Sequence	Dues ($)	Sequence	Dues ($)
HHHHT	31.89441	HHTTH	33.95109
TTTHH	31.92716	THHHT	33.96559
HTTTT	31.93697	TTTHT	33.97174
HHHTT	31.9726	THTTT	34.00494
HTHTT	31.97717	HTHHH	34.0429
HHTHT	31.98652	THHTT	34.11864
TTTTH	32.00329	HTTHT	35.93113
TTHHH	32.02012	THTTH	36.01681
TTHTH	32.02634	HTHHT	36.07967
THHHH	32.02798	THHTH	36.16804
HHTTT	32.04128	TTHTT	37.68822
THTHH	32.07216	HHTHH	38.20029
HTTTH	33.83344	THTHT	42.09793
TTHHT	33.86829	HTHTH	42.23329
HHHTH	33.87797	TTTTT	61.72025
HTTHH	33.9436	HHHHH	61.97057

So for many head-tail combinations, the yearly dues are about $32. However, it seems that getting five heads in a row or five tails in a row is significantly more difficult than other combinations. So it does, in fact, matter which sequence I select. I want to avoid HHHHH and TTTTT.

Problem 2

The second problem is:

Now you have entered your first CFA tournament, facing your first opponent. Each of you will pick a different head-tail sequence of length five, and a coin will be flipped repeatedly. Whoever’s sequence arises first is the winner. You have the option of choosing first. What sequence should you pick?

Again, my intuition for this problem indicates that my choice should not matter. However, the results of the Monte Carlo simulation for problem suggest that both HHHHH and TTTTT are poor choices. Since they require more flips to occur, they are probably less likely to occur in a sequence of flips first.

For this simulation, I compared each of the 32 possible head-tail sequences against all of the other head-tail sequences in a simulated tournament for each iteration. I ran the simulation using 10, 100, 1,000, and 10,000 iterations, and determine how often each sequence won the tournament. The results are shown in this chart (the full data are available here):

As expected, both HHHHH and TTTTT are poor choices, winning least often. Again, sorting the data (for 10,000 iterations) according to which sequence wins most often is interesting:

Sequence	Chance of winning	Sequence	Chance of winning
HTTTT	0.9699	HTTHH	0.6451
HHTTT	0.774	HHTTH	0.6448
THTTT	0.7429	TTHTH	0.6444
HTHTT	0.7068	TTHTT	0.6443
HHHTT	0.6997	TTHHH	0.6292
HHTHT	0.6791	TTHHT	0.6291
HHHHT	0.6676	THHTH	0.621
THHTT	0.6675	THTTH	0.6203
THHHH	0.6525	HHTHH	0.6112
THHHT	0.6488	TTTHH	0.6014
HTHHT	0.6488	HTHTH	0.6014
HTTHT	0.6487	TTTHT	0.5957
THTHH	0.6487	THTHT	0.5934
HTHHH	0.6475	TTTTH	0.4971
HHHTH	0.6472	HHHHH	0.4944
HTTTH	0.6467	TTTTT	0.4941

I’m surprised to see that the HTTTT sequence wins so often, almost 97% of the time!
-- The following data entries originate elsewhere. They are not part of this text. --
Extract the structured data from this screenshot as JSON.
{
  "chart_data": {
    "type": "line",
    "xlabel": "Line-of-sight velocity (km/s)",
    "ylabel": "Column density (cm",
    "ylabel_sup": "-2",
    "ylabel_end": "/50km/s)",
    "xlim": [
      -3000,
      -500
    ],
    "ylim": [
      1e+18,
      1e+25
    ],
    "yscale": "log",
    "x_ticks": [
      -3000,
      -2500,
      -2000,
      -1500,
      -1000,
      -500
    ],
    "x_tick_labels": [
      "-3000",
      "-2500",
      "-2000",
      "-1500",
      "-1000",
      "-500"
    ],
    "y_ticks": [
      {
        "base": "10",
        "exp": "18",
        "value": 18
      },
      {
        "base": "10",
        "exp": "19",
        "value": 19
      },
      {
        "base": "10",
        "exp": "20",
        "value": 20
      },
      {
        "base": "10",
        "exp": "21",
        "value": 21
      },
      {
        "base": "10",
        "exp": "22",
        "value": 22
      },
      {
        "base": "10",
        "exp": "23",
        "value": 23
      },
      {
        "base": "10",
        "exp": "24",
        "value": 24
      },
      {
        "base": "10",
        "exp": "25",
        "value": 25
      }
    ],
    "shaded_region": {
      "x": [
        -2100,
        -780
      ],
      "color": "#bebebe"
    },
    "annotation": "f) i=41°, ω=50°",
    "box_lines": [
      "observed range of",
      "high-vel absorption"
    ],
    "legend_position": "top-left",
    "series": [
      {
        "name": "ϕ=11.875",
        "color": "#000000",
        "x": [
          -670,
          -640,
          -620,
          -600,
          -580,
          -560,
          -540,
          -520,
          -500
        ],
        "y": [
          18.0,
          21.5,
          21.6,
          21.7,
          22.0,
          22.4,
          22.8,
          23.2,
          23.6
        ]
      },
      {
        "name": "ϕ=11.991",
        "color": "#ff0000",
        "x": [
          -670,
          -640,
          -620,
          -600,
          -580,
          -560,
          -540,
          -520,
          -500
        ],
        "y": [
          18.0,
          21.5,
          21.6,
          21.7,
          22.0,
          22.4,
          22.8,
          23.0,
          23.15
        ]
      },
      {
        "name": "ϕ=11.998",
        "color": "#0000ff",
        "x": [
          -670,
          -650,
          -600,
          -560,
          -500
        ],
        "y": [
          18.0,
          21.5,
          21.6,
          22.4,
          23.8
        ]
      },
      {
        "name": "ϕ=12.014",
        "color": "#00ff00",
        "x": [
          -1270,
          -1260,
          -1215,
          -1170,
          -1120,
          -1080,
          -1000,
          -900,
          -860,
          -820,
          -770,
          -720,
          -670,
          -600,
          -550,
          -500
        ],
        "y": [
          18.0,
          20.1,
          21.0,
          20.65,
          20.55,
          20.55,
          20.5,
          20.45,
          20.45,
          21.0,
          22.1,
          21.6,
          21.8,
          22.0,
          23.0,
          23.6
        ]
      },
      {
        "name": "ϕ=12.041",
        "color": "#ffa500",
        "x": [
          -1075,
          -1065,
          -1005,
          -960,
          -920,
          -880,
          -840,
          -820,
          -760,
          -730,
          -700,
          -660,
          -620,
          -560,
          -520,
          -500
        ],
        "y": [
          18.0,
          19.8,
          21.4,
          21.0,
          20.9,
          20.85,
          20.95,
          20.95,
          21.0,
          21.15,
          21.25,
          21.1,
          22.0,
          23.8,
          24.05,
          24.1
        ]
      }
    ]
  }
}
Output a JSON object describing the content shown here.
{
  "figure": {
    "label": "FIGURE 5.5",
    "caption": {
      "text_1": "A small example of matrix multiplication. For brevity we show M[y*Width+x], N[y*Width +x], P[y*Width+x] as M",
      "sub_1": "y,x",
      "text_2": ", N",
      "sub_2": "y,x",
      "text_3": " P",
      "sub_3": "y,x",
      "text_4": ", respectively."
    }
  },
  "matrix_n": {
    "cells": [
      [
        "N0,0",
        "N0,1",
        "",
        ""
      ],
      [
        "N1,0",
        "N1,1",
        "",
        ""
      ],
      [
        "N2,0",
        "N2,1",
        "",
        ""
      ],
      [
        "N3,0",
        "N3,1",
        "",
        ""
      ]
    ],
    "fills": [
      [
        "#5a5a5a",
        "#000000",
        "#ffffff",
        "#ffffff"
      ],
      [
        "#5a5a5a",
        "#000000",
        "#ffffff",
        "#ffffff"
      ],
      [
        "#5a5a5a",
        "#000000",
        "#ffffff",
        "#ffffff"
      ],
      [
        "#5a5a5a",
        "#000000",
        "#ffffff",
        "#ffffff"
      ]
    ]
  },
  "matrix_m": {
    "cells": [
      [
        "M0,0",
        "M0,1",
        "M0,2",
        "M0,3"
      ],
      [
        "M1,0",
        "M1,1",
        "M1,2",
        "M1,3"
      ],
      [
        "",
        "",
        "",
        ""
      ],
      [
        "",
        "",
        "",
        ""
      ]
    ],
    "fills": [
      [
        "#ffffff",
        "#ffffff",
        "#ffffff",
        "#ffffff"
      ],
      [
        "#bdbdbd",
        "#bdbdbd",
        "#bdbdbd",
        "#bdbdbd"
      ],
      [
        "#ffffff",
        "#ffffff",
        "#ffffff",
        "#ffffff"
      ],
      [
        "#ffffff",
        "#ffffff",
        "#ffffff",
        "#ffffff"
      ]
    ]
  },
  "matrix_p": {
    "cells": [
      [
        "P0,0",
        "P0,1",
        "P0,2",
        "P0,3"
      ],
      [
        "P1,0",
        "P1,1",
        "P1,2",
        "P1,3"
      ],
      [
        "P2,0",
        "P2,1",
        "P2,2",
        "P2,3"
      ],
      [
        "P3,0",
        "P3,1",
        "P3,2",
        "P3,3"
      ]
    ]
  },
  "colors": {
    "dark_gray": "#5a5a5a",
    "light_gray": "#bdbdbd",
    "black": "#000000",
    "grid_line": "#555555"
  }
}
Without a clear analytic proof of this result, I have to suspect that my utility is flawed somehow so that this sequence seems to win more often. However, I cannot detect the problem with the utility.

Problem 3

The third problem is:

Following the tournament (which you win), you are offered a side bet. You pay $1 and flip a coin 100 times; if you get exactly 50 heads, you win $20 (minus your dollar). If you lose, you are out only the $1. Even so, should you take the bet?

My intuition is that although each sequence of 100 flips should contain 50 heads (since each flip has a one out of two chance of being a head), I doubt we can really count on that holding true. The problem indicates this as well, providing me with twenty-to-one odds. So if just one of out twenty sequences of 100 flips contains exactly 50 heads, I still break even. This seems like a good bet, but I decided to test it.

For each iteration of the Monte Carlo simulation for this problem, my utility will perform 100 flips and count the number of heads 1000 times. After each sequence of 100 flips, the total amount of money both paid into and out of the bet is accumulated. So if the total winnings for any iteration are more than $1000 dollars, then that iteration is considered a good bet. I ran the simulation using 1, 10, and 100 iterations. Here are the results:

Iterations	Good Bets
1	0
10	0
100	2

After winning only 2% of the time in the best case, I can be sure that I won’t take this bet.

Are these results correct?

These results are certainly surprising, and they don’t line up with my intuition in most cases. My inability to solve these problems analytically lead me to perform Monte Carlo simulations of them. I’m interested to see the correct analytic solutions in the December 2013 CACM issue, so that I can determine if these simulations are accurate.